SoFunction
Updated on 2024-11-18

Example of Python pandas method to delete specified rows/columns of data

1. Filter out missing data dropna()

import pandas as pd
import numpy as np
df=({"record":[,"Sub-healthy|Pan Light|45 years old","Disease | Jang Si",],"date":[,20210102,20210103,20210104]},index=["one","two","three","four"])

1) Filter all rows containing NaN values

()# Default axis=0

2) Filter out all columns containing NaN values

(axis=1)

3) Filter rows whose elements are all NaN values

(axis=0,how="all")

4) Filter columns whose elements are all NaN values

5) Filter out missing rows in the specified columns.

(subset=["record"],axis=0)

If you need to make changes directly on the original data, you need to set the parameter inplace=True.

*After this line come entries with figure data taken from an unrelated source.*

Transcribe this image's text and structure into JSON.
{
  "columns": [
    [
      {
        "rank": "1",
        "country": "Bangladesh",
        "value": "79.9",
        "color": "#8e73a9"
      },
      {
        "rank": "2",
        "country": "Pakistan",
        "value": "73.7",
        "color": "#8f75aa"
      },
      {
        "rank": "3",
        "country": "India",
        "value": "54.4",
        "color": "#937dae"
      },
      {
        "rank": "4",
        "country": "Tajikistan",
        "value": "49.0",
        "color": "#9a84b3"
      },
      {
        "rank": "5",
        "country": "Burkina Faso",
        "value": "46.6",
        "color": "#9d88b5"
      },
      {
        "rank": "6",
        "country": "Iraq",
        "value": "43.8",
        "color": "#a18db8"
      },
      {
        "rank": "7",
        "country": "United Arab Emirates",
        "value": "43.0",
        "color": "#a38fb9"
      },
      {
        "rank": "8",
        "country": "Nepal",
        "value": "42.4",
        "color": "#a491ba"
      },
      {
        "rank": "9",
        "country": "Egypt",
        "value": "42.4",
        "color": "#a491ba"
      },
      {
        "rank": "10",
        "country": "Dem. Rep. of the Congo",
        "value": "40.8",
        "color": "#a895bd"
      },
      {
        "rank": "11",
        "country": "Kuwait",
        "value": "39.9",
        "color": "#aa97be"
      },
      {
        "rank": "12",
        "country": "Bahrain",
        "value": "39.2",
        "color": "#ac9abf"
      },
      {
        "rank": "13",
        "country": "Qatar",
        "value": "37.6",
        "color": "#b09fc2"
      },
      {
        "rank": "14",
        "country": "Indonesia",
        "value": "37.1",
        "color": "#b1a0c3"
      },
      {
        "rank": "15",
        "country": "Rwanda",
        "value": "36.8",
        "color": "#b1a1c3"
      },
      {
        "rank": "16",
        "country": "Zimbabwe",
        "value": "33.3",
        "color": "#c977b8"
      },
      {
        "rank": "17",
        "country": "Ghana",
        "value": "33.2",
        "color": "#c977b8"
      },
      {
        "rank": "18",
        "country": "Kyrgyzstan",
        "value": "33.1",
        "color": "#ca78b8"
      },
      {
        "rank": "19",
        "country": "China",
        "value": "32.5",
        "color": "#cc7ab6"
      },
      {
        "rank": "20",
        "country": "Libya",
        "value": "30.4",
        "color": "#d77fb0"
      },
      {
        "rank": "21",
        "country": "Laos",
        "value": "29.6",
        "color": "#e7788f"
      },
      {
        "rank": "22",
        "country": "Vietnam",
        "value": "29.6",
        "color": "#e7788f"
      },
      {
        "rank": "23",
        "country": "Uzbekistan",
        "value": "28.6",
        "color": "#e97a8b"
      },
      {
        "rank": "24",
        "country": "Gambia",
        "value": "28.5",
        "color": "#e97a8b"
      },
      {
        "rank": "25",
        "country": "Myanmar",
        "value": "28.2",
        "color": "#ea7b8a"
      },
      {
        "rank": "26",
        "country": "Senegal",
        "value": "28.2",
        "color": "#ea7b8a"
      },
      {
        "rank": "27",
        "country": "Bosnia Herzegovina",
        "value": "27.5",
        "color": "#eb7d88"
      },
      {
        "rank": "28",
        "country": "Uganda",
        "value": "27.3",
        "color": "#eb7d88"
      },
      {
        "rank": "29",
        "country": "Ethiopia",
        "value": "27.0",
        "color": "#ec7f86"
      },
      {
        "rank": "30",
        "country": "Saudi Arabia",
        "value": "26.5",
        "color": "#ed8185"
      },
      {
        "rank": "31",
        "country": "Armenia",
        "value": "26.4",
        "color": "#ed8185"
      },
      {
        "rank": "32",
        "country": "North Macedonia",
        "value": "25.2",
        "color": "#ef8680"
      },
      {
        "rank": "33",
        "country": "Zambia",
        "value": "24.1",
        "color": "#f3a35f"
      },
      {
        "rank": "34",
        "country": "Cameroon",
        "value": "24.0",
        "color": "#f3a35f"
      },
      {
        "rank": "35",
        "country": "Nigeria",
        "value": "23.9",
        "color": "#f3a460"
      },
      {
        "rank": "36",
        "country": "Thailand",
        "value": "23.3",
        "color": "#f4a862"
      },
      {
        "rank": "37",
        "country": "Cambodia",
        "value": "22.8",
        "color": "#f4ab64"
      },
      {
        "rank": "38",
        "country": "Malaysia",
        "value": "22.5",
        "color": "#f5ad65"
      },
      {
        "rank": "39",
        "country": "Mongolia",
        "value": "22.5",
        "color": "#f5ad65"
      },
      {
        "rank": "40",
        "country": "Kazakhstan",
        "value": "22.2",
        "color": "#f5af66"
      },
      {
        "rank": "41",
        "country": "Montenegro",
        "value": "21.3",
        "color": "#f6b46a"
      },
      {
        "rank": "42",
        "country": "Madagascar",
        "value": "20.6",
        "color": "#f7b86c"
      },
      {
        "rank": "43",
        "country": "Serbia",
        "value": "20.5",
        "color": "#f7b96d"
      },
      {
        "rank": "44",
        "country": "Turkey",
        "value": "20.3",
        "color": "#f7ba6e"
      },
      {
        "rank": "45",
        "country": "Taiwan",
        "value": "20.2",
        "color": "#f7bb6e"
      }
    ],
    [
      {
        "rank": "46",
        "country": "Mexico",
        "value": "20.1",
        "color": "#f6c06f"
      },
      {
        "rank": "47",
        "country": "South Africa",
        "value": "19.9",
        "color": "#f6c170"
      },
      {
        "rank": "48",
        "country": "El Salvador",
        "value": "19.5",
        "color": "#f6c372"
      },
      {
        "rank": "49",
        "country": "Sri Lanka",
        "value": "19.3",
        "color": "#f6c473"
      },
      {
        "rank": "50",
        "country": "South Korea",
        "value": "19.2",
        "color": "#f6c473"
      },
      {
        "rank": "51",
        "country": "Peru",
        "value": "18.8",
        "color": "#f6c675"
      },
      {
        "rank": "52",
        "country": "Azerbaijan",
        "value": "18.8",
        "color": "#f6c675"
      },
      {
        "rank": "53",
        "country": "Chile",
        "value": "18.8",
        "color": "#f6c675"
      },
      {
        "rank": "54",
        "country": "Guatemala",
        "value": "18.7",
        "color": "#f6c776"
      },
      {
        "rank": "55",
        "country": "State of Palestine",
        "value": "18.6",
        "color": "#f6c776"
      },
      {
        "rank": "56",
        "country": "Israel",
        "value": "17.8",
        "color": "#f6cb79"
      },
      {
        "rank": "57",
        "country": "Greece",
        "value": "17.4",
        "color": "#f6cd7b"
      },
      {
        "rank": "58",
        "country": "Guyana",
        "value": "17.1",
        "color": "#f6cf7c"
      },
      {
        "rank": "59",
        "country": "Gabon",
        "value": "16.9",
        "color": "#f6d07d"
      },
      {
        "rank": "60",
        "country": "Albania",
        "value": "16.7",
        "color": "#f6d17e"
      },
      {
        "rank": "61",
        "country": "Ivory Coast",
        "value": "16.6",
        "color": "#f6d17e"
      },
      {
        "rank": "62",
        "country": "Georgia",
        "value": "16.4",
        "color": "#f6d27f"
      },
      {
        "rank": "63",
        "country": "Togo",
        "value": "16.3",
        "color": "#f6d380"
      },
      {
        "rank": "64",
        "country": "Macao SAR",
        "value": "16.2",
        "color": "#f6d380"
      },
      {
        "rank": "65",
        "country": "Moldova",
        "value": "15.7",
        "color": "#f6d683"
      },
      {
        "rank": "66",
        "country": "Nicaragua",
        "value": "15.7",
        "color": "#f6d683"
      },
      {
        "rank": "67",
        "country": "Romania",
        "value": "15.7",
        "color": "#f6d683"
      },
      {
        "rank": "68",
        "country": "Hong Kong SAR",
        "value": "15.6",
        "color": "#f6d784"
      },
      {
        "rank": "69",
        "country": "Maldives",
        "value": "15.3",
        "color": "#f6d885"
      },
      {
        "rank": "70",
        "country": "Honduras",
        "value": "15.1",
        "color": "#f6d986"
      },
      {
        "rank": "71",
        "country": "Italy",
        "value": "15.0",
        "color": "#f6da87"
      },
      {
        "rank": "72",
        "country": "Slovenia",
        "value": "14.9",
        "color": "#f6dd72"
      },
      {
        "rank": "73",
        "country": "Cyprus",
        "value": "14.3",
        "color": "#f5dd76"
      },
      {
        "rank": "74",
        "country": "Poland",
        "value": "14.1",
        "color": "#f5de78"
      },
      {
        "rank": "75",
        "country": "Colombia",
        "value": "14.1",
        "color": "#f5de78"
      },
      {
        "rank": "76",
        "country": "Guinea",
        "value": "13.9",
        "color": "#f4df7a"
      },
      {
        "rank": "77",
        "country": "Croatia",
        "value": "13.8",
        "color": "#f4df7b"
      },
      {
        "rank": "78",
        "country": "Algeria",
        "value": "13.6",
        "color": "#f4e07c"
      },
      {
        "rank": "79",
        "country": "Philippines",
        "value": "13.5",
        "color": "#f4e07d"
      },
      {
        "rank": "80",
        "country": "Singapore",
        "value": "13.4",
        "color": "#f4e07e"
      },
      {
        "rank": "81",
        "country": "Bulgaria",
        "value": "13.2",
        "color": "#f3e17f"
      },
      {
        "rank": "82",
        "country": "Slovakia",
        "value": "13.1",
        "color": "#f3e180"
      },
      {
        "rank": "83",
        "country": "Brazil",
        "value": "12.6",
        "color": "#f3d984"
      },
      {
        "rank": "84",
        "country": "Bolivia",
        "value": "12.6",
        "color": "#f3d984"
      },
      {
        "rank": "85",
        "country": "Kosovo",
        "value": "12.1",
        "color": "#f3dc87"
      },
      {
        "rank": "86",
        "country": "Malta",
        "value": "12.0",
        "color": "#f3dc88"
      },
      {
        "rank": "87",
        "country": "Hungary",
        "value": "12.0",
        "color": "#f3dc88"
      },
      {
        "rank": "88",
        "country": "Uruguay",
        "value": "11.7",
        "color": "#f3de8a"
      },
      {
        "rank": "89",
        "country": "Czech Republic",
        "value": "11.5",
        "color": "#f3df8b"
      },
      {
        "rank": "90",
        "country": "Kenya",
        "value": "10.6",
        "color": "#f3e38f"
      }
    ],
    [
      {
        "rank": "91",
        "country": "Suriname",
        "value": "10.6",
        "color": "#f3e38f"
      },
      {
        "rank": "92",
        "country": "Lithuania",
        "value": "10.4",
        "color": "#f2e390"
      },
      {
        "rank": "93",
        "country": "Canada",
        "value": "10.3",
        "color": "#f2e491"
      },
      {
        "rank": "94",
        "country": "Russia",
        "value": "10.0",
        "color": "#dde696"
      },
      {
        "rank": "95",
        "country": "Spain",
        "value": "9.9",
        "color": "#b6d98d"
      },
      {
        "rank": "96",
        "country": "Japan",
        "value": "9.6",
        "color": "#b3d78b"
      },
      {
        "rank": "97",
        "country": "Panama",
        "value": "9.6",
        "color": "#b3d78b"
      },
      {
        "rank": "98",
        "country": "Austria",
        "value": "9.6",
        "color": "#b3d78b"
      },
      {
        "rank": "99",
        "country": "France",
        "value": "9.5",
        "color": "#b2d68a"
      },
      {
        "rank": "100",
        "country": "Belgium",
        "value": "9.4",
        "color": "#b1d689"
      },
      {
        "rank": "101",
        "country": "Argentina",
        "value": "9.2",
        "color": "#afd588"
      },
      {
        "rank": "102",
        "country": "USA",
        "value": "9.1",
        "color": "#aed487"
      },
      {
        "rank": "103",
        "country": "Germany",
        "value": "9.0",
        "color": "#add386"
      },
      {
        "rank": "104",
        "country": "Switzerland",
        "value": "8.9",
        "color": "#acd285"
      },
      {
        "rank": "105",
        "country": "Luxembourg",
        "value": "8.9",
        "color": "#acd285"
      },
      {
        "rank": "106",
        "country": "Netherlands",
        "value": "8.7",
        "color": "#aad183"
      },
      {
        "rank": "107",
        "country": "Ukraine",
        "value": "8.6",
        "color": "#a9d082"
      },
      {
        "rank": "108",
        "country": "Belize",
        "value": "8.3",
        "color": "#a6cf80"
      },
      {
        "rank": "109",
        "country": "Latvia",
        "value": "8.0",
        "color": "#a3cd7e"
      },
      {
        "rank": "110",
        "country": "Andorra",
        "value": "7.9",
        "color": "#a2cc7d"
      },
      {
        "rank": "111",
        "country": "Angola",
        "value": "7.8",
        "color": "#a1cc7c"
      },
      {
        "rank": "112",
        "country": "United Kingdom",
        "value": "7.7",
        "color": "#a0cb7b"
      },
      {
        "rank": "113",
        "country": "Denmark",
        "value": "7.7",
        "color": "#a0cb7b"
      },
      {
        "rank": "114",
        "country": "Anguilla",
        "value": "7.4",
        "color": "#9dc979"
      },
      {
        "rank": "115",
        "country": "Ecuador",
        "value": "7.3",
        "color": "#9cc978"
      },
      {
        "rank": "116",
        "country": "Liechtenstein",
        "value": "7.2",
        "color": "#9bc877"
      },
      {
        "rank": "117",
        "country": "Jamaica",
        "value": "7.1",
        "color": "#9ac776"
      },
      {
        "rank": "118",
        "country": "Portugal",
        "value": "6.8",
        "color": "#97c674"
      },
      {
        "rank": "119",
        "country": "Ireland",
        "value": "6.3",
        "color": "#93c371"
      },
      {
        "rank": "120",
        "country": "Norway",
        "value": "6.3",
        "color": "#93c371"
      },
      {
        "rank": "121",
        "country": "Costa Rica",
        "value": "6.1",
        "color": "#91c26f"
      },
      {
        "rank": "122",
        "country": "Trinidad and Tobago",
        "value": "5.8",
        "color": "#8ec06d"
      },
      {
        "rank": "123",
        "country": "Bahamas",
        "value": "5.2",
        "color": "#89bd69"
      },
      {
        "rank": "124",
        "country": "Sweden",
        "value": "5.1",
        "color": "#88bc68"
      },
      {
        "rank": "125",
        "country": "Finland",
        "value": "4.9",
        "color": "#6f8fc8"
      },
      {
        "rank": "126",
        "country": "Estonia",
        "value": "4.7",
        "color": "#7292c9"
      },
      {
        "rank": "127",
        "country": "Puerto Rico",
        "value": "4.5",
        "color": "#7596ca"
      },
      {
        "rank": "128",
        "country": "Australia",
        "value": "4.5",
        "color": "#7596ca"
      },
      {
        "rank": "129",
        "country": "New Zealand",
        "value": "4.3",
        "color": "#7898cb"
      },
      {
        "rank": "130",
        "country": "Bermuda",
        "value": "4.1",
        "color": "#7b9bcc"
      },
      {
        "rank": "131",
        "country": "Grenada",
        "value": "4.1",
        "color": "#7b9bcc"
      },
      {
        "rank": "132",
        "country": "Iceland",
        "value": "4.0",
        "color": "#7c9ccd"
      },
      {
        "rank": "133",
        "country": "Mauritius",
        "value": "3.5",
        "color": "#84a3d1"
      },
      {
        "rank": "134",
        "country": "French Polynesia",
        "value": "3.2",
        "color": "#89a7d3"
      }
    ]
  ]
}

2. Delete duplicate values drop_duplicates()

df=({'state':[1,1,2,2,1,2,2],'pop':['a','b','c','d','b','c','d']})

Syntax: drop_duplicates(subset,keep,inplace), where argument keep:{'first','last', False}, defaults to 'first'

first: keep the first occurrence of duplicates and delete the second and subsequent occurrences.

last: retains the last occurrence of duplicates and removes duplicates that occurred before.

"false": removes all duplicates.

1)keep=“first”

df.drop_duplicates(keep="first")

2)keep=“last”

df.drop_duplicates(keep="last")

3)keep=False

df.drop_duplicates(keep=False)

4) Delete the row corresponding to the duplicate item in the specified column.

df.drop_duplicates(subset=["state"],keep="first")

If you need to make changes directly on the original data, you need to set the parameter inplace=True.

3. Delete rows and columns according to the specified conditions drop()

df=((16).reshape(4,4),columns=["one","two","three","four"])

1). Delete the specified column

(["one"],axis=1)

Alternatively, thedel df["one"]to remove the specified column, but this method is not recommended because it defaults to making changes directly on the source data.

2). Delete the specified line

([0],axis=0)

If you need to make changes directly on the original data, you need to set the parameter inplace=True.

summarize

to this article on Python pandas to delete the specified rows/columns of data on this article, more related python pandas to delete the specified rows/columns of content, please search for my previous posts or continue to browse the following related articles I hope that you will support me in the future more!